March 2, 2009

it’s the end where i begin

you can call me baby if you let me hold your soul

nothing beats finally working up enough courage to tell your boyfriend you love them thinking they love you back considering how much they’ve said it before, for them to finally be honest and tell you that they don’t love you back.  yet. they say, yet.

nothing beats them telling you that they’re afraid to actually get close enough to love you because something might happen, and they might get hurt.  you might get attached to each other and something might happen. you might move away like one girl who already had a boyfriend did. 

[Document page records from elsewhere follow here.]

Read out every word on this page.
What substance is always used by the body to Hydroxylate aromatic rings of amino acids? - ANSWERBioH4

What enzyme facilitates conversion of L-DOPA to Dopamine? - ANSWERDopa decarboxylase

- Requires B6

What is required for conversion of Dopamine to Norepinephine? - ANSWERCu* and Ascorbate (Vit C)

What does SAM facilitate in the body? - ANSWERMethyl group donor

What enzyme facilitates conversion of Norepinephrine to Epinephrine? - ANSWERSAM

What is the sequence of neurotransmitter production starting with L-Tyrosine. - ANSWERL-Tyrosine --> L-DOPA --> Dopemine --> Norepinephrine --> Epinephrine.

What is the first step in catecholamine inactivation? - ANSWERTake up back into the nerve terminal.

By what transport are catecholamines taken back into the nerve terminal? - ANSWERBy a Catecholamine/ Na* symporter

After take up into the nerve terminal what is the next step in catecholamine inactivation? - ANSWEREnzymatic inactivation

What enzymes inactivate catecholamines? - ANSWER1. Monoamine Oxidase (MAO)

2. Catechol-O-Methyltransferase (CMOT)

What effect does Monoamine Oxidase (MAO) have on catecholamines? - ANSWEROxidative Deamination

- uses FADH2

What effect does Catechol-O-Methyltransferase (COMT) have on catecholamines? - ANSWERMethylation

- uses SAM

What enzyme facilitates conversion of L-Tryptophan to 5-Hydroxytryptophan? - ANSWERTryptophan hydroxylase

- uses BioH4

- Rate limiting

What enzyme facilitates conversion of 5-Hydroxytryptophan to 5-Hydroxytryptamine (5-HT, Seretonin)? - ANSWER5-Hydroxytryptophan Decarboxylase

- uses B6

i’m already attached.  i’ve never told anyone ever that i love them the way i love him.  i let myself love him because i thought he did love me, i trusted him not to hurt me because i thought he trusted me not to hurt him.  i opened up to him, because i thought he opened up to me.  just to find out he doesn’t tell anyone his thoughts, let alone me.  and he was pulling away for the past week because he felt us getting too close, because he was getting attached to me.

honestly, every time i see a picture of her i feel sick to my stomach.  i wonder how she could leave something i would never be able to leave, how she could tell him she loved him while she was in love with someone else, and how she could let him say it back.  i wonder how she could watch him love her so much, and know how he’d fall apart when she left.

i see this beautiful, blond, blue-eyed, dimpled boy with scars all over his arms and i know he holds my heart in his rough, blistered hands but i don’t hold his.